梅雨明けの後も雨は上がらず、しとしととまるで秋雨のように降り続いたこの夏。朝晩に通る宮沢橋からの広瀬川も、水かさがぐんと増している。下流を眺めながら、上流はどうだろうと考えた。長雨は、上流にはもっと激しい変化をもたらしているかもしれない。
上流といえば、すぐ思い浮かぶのが青葉区新川の名取政一さんだ。名取さんはご家族でJR奥新川駅前の食堂を営み、政一さんご自身は会社勤めのかたわらハイキングコースの整備を続けている。

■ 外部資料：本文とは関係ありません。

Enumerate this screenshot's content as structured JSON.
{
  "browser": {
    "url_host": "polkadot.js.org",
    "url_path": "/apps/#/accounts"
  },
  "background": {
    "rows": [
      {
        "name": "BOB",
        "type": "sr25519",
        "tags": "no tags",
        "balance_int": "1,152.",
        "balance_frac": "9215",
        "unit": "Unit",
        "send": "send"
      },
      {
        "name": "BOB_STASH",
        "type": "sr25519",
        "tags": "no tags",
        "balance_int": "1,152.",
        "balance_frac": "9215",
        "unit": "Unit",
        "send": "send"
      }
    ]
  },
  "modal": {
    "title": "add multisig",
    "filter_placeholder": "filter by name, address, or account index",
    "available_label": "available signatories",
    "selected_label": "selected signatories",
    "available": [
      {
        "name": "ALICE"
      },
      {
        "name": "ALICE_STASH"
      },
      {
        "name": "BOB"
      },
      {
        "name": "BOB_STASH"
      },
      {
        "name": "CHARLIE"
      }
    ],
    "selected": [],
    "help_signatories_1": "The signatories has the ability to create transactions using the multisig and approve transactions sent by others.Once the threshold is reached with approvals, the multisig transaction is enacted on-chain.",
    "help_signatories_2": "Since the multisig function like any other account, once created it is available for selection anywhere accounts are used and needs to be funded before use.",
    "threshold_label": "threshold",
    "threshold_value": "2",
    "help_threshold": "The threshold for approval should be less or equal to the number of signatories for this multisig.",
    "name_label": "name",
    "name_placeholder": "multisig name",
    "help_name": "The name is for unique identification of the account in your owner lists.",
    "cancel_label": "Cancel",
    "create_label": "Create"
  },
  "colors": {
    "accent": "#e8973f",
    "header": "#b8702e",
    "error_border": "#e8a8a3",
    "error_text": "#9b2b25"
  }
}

2年前、名取さんの仕事ぶりを拝見する機会があった。そのとき知ったのは、上流では大雨や台風が続けばたちまち大木がなぎ倒され、川の斜面はごっそりと流れ落ちてしまうということだった。せせらぎはときに獰猛な生き物になって、牙をむき出しにするのだ。怪物の去った跡を、名取さんは鉈(なた)と鍬(くわ)と鋸(のこぎり)を背負って歩き、黙々と修復する。荒れた風景は、人の手が加わると、落ち着きと秩序と温かさを取り戻す。新川の渓谷に整備されたハイキングコース全体が、私には名取さんの思いのこもった表現であり、作品に見えた。